И медленно выпил (Игорь Гулин, «Коммерсантъ Weekend» № 17 от 31.05.2019)

В издательстве «НЛО» вышел роман историка, культуролога и писателя Кирилла Кобрина «Поднебесный экспресс» — ретрофутуристический детектив, превращающийся в трактат о том, как в современном мире обстоит дело со смертью

Последние годы Кирилл Кобрин писал изящные культурологические эссе и прозу на грани нон-фикшена. Новая книга — настоящий роман. То есть на самом деле не вполне настоящий, скорее предположение о возможности романа, жест в сторону этого серьезного жанра. В основе его одно фантастическое событие: между большим городом Х. в Китае и Лондоном открывается прямое железнодорожное сообщение. За исключением этой детали, действие разворачивается в чрезмерно знакомом нам современном мире. Оно даже переполнено маркерами современности — экономическими, социальными, культурными.

Первый Поднебесный экспресс отправляется по новому маршруту. В нем 10 пассажиров: писатель-британец с суровой китайской возлюбленной, менеджер-швед с невестой, неотесанный китайский юноша, русский — мелкий провинциальный чиновник, норвежец — чванливый деятель современного искусства, китайская студентка-русистка, амбициозный химик-курд и повествователь большей части романа — осевший в Лондоне русский, работающий переводчиком на крупные международные компании, многословный, увлеченно пьющий интеллектуал по имени Петр Кириллов, альтер эго автора.

Поезд идет 17 дней. В первый же день один из персонажей умирает странной смертью, плохо замаскированной под приступ удушья. Не будет большим спойлером сказать, что смерть эта в тексте не единственная. «Убийство в „Восточном экспрессе“» мешается с «Десятью негритятами». Убийство — событие не шокирующее. Наоборот, утомительно ожидаемое. Оно нечто вроде старой традиции. Если 10 представителей разных наций и слоев среднего класса оказываются на несколько дней в закрытом помещении (пока поезд едет по территории Китая, покинуть вагон невозможно, интернет тоже не работает), то кто-то из них должен умереть, остальные должны решать загадки, искать убийцу и трепетать в ожидании собственной смерти. Герои предаются всему этому без всякого энтузиазма, как привычке, части культурного этикета.

Действие «Поднебесного экспресса» принципиально не остросюжетно. Напротив, интрига его постоянно замедляется. Повествование разрывается разного рода кунштюками: превращается в бюрократический отчет, платоновский диалог, ведомый какими-то непонятными фигурами, пародийную имитацию китайской оперы.

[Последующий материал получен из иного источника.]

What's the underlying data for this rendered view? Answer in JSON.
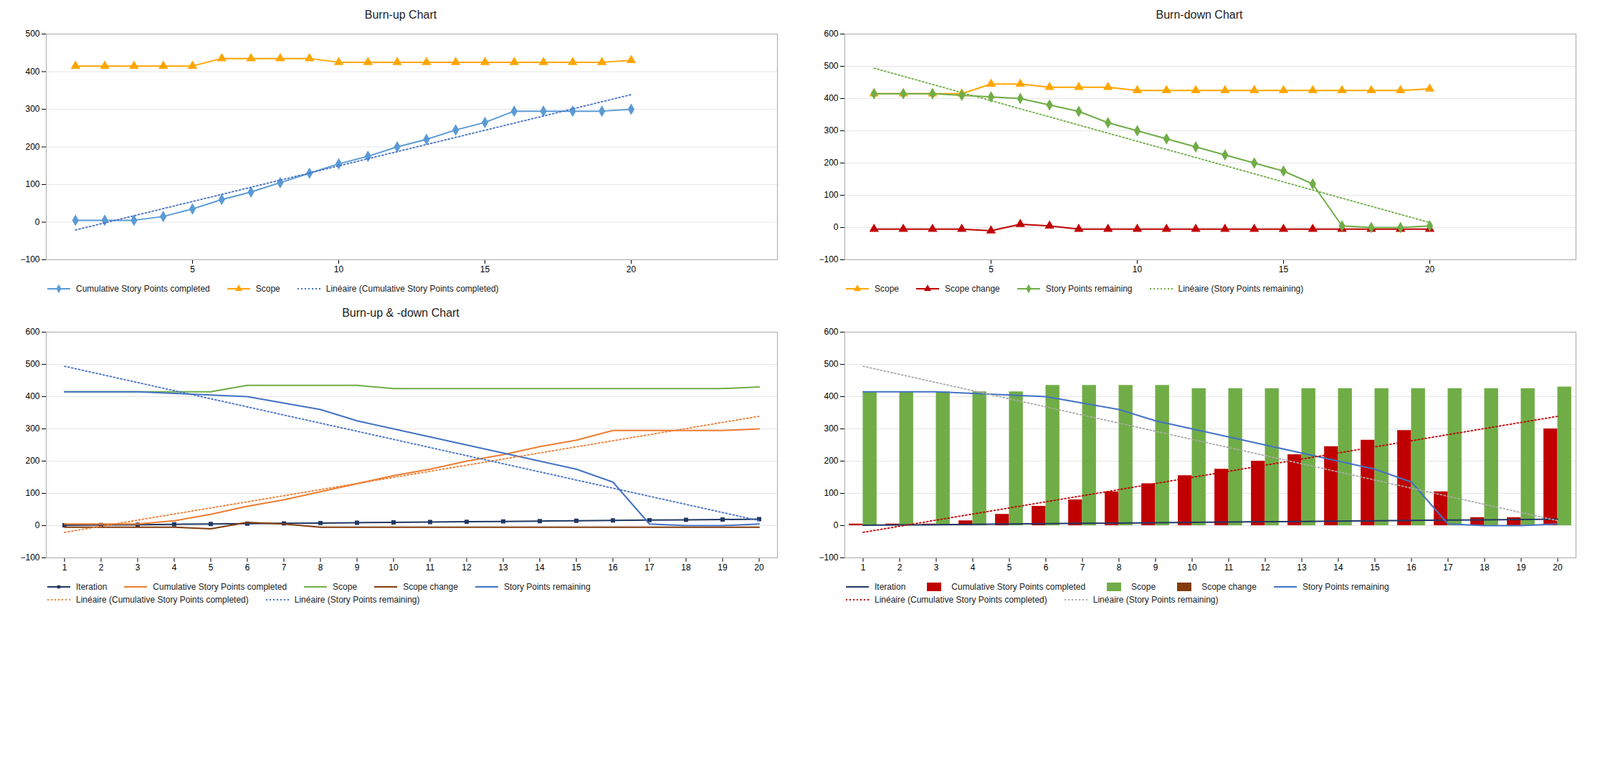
{
  "chart_data": [
    {
      "type": "line",
      "title": "Burn-up Chart",
      "x": [
        1,
        2,
        3,
        4,
        5,
        6,
        7,
        8,
        9,
        10,
        11,
        12,
        13,
        14,
        15,
        16,
        17,
        18,
        19,
        20
      ],
      "xlim": [
        0,
        25
      ],
      "xticks": [
        5,
        10,
        15,
        20
      ],
      "ylim": [
        -100,
        500
      ],
      "yticks": [
        -100,
        0,
        100,
        200,
        300,
        400,
        500
      ],
      "grid": true,
      "legend": "bottom",
      "series": [
        {
          "name": "Cumulative Story Points completed",
          "color": "#5B9BD5",
          "marker": "diamond",
          "values": [
            5,
            5,
            5,
            15,
            35,
            60,
            80,
            105,
            130,
            155,
            175,
            200,
            220,
            245,
            265,
            295,
            295,
            295,
            295,
            300
          ]
        },
        {
          "name": "Scope",
          "color": "#FFA500",
          "marker": "triangle",
          "values": [
            415,
            415,
            415,
            415,
            415,
            435,
            435,
            435,
            435,
            425,
            425,
            425,
            425,
            425,
            425,
            425,
            425,
            425,
            425,
            430
          ]
        },
        {
          "name": "Linéaire (Cumulative Story Points completed)",
          "color": "#4472C4",
          "line_style": "dotted",
          "x": [
            1,
            20
          ],
          "values": [
            -20.9285714,
            338.9285714
          ]
        }
      ]
    },
    {
      "type": "line",
      "title": "Burn-down Chart",
      "x": [
        1,
        2,
        3,
        4,
        5,
        6,
        7,
        8,
        9,
        10,
        11,
        12,
        13,
        14,
        15,
        16,
        17,
        18,
        19,
        20
      ],
      "xlim": [
        0,
        25
      ],
      "xticks": [
        5,
        10,
        15,
        20
      ],
      "ylim": [
        -100,
        600
      ],
      "yticks": [
        -100,
        0,
        100,
        200,
        300,
        400,
        500,
        600
      ],
      "grid": true,
      "legend": "bottom",
      "series": [
        {
          "name": "Scope",
          "color": "#FFA500",
          "marker": "triangle",
          "values": [
            415,
            415,
            415,
            415,
            445,
            445,
            435,
            435,
            435,
            425,
            425,
            425,
            425,
            425,
            425,
            425,
            425,
            425,
            425,
            430
          ]
        },
        {
          "name": "Scope change",
          "color": "#C00000",
          "marker": "triangle",
          "values": [
            -5,
            -5,
            -5,
            -5,
            -10,
            10,
            5,
            -5,
            -5,
            -5,
            -5,
            -5,
            -5,
            -5,
            -5,
            -5,
            -5,
            -5,
            -5,
            -5
          ]
        },
        {
          "name": "Story Points remaining",
          "color": "#70AD47",
          "marker": "diamond",
          "values": [
            415,
            415,
            415,
            410,
            405,
            400,
            380,
            360,
            325,
            300,
            275,
            250,
            225,
            200,
            175,
            135,
            5,
            0,
            0,
            5
          ]
        },
        {
          "name": "Linéaire (Story Points remaining)",
          "color": "#70AD47",
          "line_style": "dotted",
          "x": [
            1,
            20
          ],
          "values": [
            494.1428571,
            15.3571429
          ]
        }
      ]
    },
    {
      "type": "line",
      "title": "Burn-up & -down Chart",
      "x": [
        1,
        2,
        3,
        4,
        5,
        6,
        7,
        8,
        9,
        10,
        11,
        12,
        13,
        14,
        15,
        16,
        17,
        18,
        19,
        20
      ],
      "xlim": [
        0.5,
        20.5
      ],
      "xticks": [
        1,
        2,
        3,
        4,
        5,
        6,
        7,
        8,
        9,
        10,
        11,
        12,
        13,
        14,
        15,
        16,
        17,
        18,
        19,
        20
      ],
      "ylim": [
        -100,
        600
      ],
      "yticks": [
        -100,
        0,
        100,
        200,
        300,
        400,
        500,
        600
      ],
      "grid": true,
      "legend": "bottom",
      "series": [
        {
          "name": "Iteration",
          "color": "#203864",
          "marker": "square",
          "values": [
            1,
            2,
            3,
            4,
            5,
            6,
            7,
            8,
            9,
            10,
            11,
            12,
            13,
            14,
            15,
            16,
            17,
            18,
            19,
            20
          ]
        },
        {
          "name": "Cumulative Story Points completed",
          "color": "#ED7D31",
          "values": [
            5,
            5,
            5,
            15,
            35,
            60,
            80,
            105,
            130,
            155,
            175,
            200,
            220,
            245,
            265,
            295,
            295,
            295,
            295,
            300
          ]
        },
        {
          "name": "Scope",
          "color": "#70AD47",
          "values": [
            415,
            415,
            415,
            415,
            415,
            435,
            435,
            435,
            435,
            425,
            425,
            425,
            425,
            425,
            425,
            425,
            425,
            425,
            425,
            430
          ]
        },
        {
          "name": "Scope change",
          "color": "#843C0C",
          "values": [
            -5,
            -5,
            -5,
            -5,
            -10,
            10,
            5,
            -5,
            -5,
            -5,
            -5,
            -5,
            -5,
            -5,
            -5,
            -5,
            -5,
            -5,
            -5,
            -5
          ]
        },
        {
          "name": "Story Points remaining",
          "color": "#4472C4",
          "values": [
            415,
            415,
            415,
            410,
            405,
            400,
            380,
            360,
            325,
            300,
            275,
            250,
            225,
            200,
            175,
            135,
            5,
            0,
            0,
            5
          ]
        },
        {
          "name": "Linéaire (Cumulative Story Points completed)",
          "color": "#ED7D31",
          "line_style": "dotted",
          "x": [
            1,
            20
          ],
          "values": [
            -20.9285714,
            338.9285714
          ]
        },
        {
          "name": "Linéaire (Story Points remaining)",
          "color": "#4472C4",
          "line_style": "dotted",
          "x": [
            1,
            20
          ],
          "values": [
            494.1428571,
            15.3571429
          ]
        }
      ]
    },
    {
      "type": "bar",
      "x": [
        1,
        2,
        3,
        4,
        5,
        6,
        7,
        8,
        9,
        10,
        11,
        12,
        13,
        14,
        15,
        16,
        17,
        18,
        19,
        20
      ],
      "xlim": [
        0.5,
        20.5
      ],
      "xticks": [
        1,
        2,
        3,
        4,
        5,
        6,
        7,
        8,
        9,
        10,
        11,
        12,
        13,
        14,
        15,
        16,
        17,
        18,
        19,
        20
      ],
      "ylim": [
        -100,
        600
      ],
      "yticks": [
        -100,
        0,
        100,
        200,
        300,
        400,
        500,
        600
      ],
      "grid": true,
      "legend": "bottom",
      "series": [
        {
          "name": "Iteration",
          "type": "line",
          "color": "#203864",
          "values": [
            1,
            2,
            3,
            4,
            5,
            6,
            7,
            8,
            9,
            10,
            11,
            12,
            13,
            14,
            15,
            16,
            17,
            18,
            19,
            20
          ]
        },
        {
          "name": "Cumulative Story Points completed",
          "type": "bar",
          "color": "#C00000",
          "values": [
            5,
            5,
            5,
            15,
            35,
            60,
            80,
            105,
            130,
            155,
            175,
            200,
            220,
            245,
            265,
            295,
            105,
            25,
            25,
            300
          ]
        },
        {
          "name": "Scope",
          "type": "bar",
          "color": "#70AD47",
          "values": [
            415,
            415,
            415,
            415,
            415,
            435,
            435,
            435,
            435,
            425,
            425,
            425,
            425,
            425,
            425,
            425,
            425,
            425,
            425,
            430
          ]
        },
        {
          "name": "Scope change",
          "type": "bar",
          "color": "#843C0C",
          "values": [
            null,
            null,
            null,
            null,
            null,
            null,
            null,
            null,
            null,
            null,
            null,
            null,
            null,
            null,
            null,
            null,
            null,
            null,
            null,
            null
          ]
        },
        {
          "name": "Story Points remaining",
          "type": "line",
          "color": "#4472C4",
          "values": [
            415,
            415,
            415,
            410,
            405,
            400,
            380,
            360,
            325,
            300,
            275,
            250,
            225,
            200,
            175,
            135,
            5,
            0,
            0,
            5
          ]
        },
        {
          "name": "Linéaire (Cumulative Story Points completed)",
          "type": "line",
          "color": "#C00000",
          "line_style": "dotted",
          "x": [
            1,
            20
          ],
          "values": [
            -20.9285714,
            338.9285714
          ]
        },
        {
          "name": "Linéaire (Story Points remaining)",
          "type": "line",
          "color": "#aaaaaa",
          "line_style": "dotted",
          "x": [
            1,
            20
          ],
          "values": [
            494.1428571,
            15.3571429
          ]
        }
      ]
    }
  ]
}
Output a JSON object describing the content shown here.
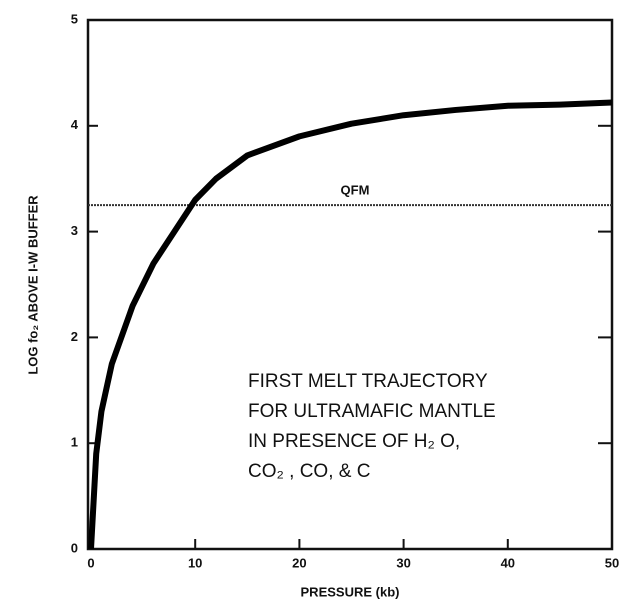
{
  "chart_data": {
    "type": "line",
    "xlabel": "PRESSURE (kb)",
    "ylabel": "LOG fo₂ ABOVE I-W BUFFER",
    "x": [
      0,
      0.5,
      1,
      2,
      4,
      6,
      8,
      10,
      12,
      15,
      20,
      25,
      30,
      35,
      40,
      45,
      50
    ],
    "series": [
      {
        "color": "#000000",
        "values": [
          0,
          0.9,
          1.3,
          1.75,
          2.3,
          2.7,
          3.0,
          3.3,
          3.5,
          3.72,
          3.9,
          4.02,
          4.1,
          4.15,
          4.19,
          4.2,
          4.22
        ]
      }
    ],
    "reference_line": {
      "value": 3.25,
      "label": "QFM",
      "color": "#333333"
    },
    "annotation": [
      "FIRST MELT TRAJECTORY",
      "FOR ULTRAMAFIC MANTLE",
      "IN PRESENCE OF H₂ O,",
      "CO₂ , CO, & C"
    ],
    "xlim": [
      0,
      50
    ],
    "xticks": [
      0,
      10,
      20,
      30,
      40,
      50
    ],
    "ylim": [
      0,
      5
    ],
    "yticks": [
      0,
      1,
      2,
      3,
      4,
      5
    ],
    "grid": false
  }
}
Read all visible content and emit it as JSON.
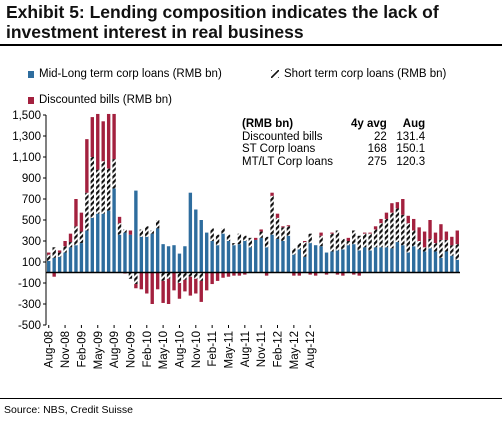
{
  "title_line1": "Exhibit 5: Lending composition indicates the lack of",
  "title_line2": "investment interest in real business",
  "source": "Source: NBS, Credit Suisse",
  "colors": {
    "mid_long": "#2e6d9e",
    "short_term": "#111111",
    "discounted": "#a3203e"
  },
  "stats_table": {
    "header": [
      "(RMB bn)",
      "4y avg",
      "Aug"
    ],
    "rows": [
      [
        "Discounted bills",
        "22",
        "131.4"
      ],
      [
        "ST Corp loans",
        "168",
        "150.1"
      ],
      [
        "MT/LT Corp loans",
        "275",
        "120.3"
      ]
    ]
  },
  "chart_data": {
    "type": "bar",
    "stacked": true,
    "ylim": [
      -500,
      1500
    ],
    "yticks": [
      -500,
      -300,
      -100,
      100,
      300,
      500,
      700,
      900,
      1100,
      1300,
      1500
    ],
    "ytick_labels": [
      "-500",
      "-300",
      "-100",
      "100",
      "300",
      "500",
      "700",
      "900",
      "1,100",
      "1,300",
      "1,500"
    ],
    "x_tick_labels": [
      "Aug-08",
      "Nov-08",
      "Feb-09",
      "May-09",
      "Aug-09",
      "Nov-09",
      "Feb-10",
      "May-10",
      "Aug-10",
      "Nov-10",
      "Feb-11",
      "May-11",
      "Aug-11",
      "Nov-11",
      "Feb-12",
      "May-12",
      "Aug-12"
    ],
    "legend_position": "top",
    "grid": false,
    "series": [
      {
        "name": "Mid-Long term corp loans (RMB bn)",
        "values": [
          110,
          140,
          150,
          190,
          240,
          260,
          280,
          400,
          520,
          560,
          560,
          590,
          800,
          360,
          380,
          360,
          780,
          340,
          340,
          370,
          420,
          270,
          250,
          260,
          180,
          250,
          760,
          600,
          500,
          380,
          300,
          260,
          370,
          300,
          260,
          270,
          300,
          240,
          310,
          330,
          240,
          360,
          320,
          300,
          350,
          170,
          220,
          150,
          280,
          260,
          250,
          190,
          200,
          210,
          220,
          260,
          270,
          210,
          240,
          210,
          240,
          240,
          240,
          230,
          290,
          260,
          190,
          250,
          220,
          200,
          230,
          200,
          140,
          200,
          160,
          120
        ]
      },
      {
        "name": "Short term corp loans (RMB bn)",
        "values": [
          60,
          100,
          40,
          60,
          50,
          180,
          110,
          360,
          580,
          420,
          500,
          400,
          280,
          110,
          30,
          -60,
          -110,
          70,
          100,
          30,
          80,
          -80,
          -60,
          0,
          -100,
          -70,
          -40,
          -60,
          -80,
          0,
          120,
          100,
          50,
          60,
          20,
          100,
          50,
          90,
          0,
          60,
          100,
          370,
          200,
          130,
          90,
          60,
          60,
          140,
          90,
          0,
          100,
          0,
          170,
          190,
          100,
          40,
          130,
          140,
          130,
          160,
          170,
          230,
          270,
          340,
          320,
          290,
          280,
          150,
          80,
          40,
          90,
          80,
          170,
          110,
          100,
          150
        ]
      },
      {
        "name": "Discounted bills (RMB bn)",
        "values": [
          20,
          -40,
          20,
          50,
          80,
          260,
          180,
          510,
          380,
          530,
          380,
          520,
          430,
          60,
          -10,
          40,
          -40,
          -160,
          -200,
          -300,
          -160,
          -210,
          -240,
          -170,
          -150,
          -110,
          -180,
          -140,
          -200,
          -170,
          -110,
          -80,
          -50,
          -40,
          -30,
          -30,
          -20,
          0,
          20,
          20,
          -30,
          30,
          40,
          10,
          10,
          -30,
          -30,
          10,
          -20,
          -30,
          30,
          -20,
          10,
          -20,
          -30,
          30,
          -20,
          -30,
          10,
          10,
          30,
          40,
          60,
          90,
          60,
          150,
          70,
          110,
          130,
          150,
          180,
          100,
          150,
          80,
          80,
          130
        ]
      }
    ]
  }
}
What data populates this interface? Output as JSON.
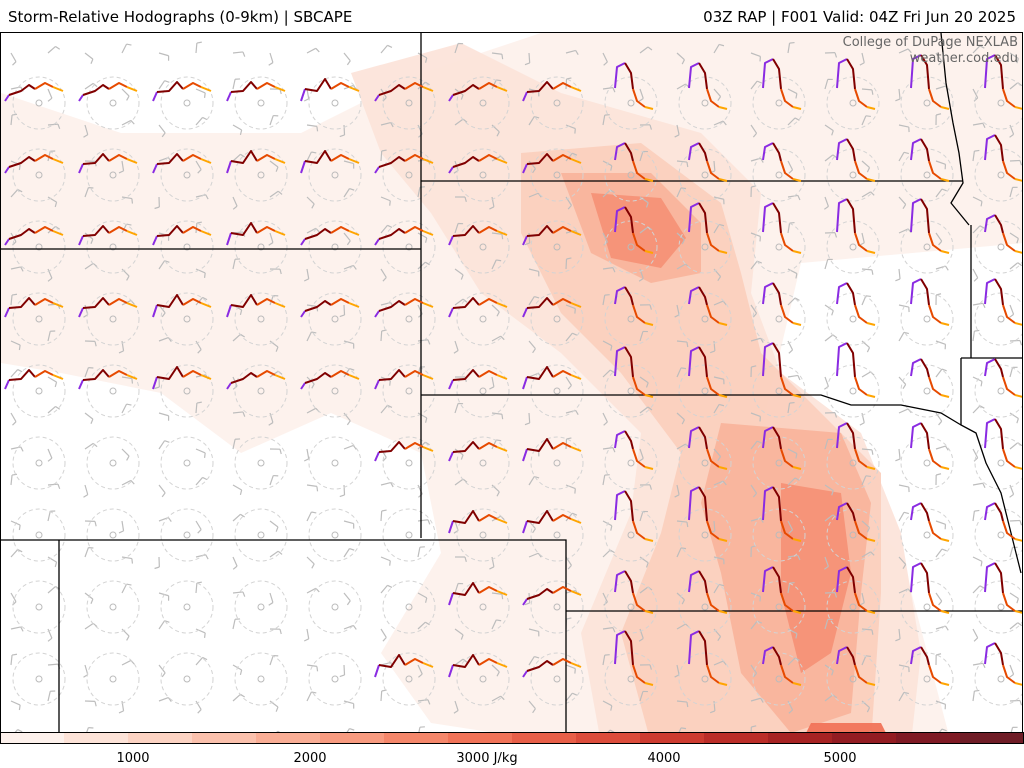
{
  "header": {
    "title": "Storm-Relative Hodographs (0-9km) | SBCAPE",
    "run_info": "03Z RAP | F001 Valid: 04Z Fri Jun 20 2025"
  },
  "credit": {
    "line1": "College of DuPage NEXLAB",
    "line2": "weather.cod.edu"
  },
  "colorbar": {
    "labels": [
      "1000",
      "2000",
      "3000 J/kg",
      "4000",
      "5000"
    ],
    "colors": [
      "#fdf1ec",
      "#fde3d8",
      "#fcd3c3",
      "#fbc1ad",
      "#faae96",
      "#f89b80",
      "#f5876b",
      "#f17358",
      "#e85f48",
      "#dc4c3b",
      "#cd3b30",
      "#bb2d28",
      "#a72323",
      "#931c22",
      "#7f1a24",
      "#6f1c26"
    ]
  },
  "map": {
    "state_border_color": "#000000",
    "hodograph_layer_colors": [
      "#8a2be2",
      "#800000",
      "#e64a00",
      "#ffa500"
    ],
    "cape_cell_colors": [
      "#fdf1ec",
      "#fce4da",
      "#fbd0be",
      "#f9b49c",
      "#f59277",
      "#f17358"
    ]
  }
}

На обложке роман характеризуется как «Агата Кристи, переписанная Аленом Роб-Грийе», хотя ближе здесь Раймон Кено: текст предъявляет свою условность, игровой характер, собранность по выдуманным правилам. Помимо этого повествование перемежается многостраничными рассуждениями рассказчика обо всем на свете, но главным образом о смерти и разных ее эффектах: ворохе бессмысленных следов, которые остаются от человека в цифровом мире; разных способах помыслить адские муки; лицемерной концепции преступления и наказания в западной культуре и безнаказанности самых страшных преступлений. Изрядную часть текста также занимают сентиментальные манипуляции Кириллова с книгами, оказавшимися у него с собой в поезде, главным образом Монтенем и Томасом Манном, ну и Агатой Кристи, конечно.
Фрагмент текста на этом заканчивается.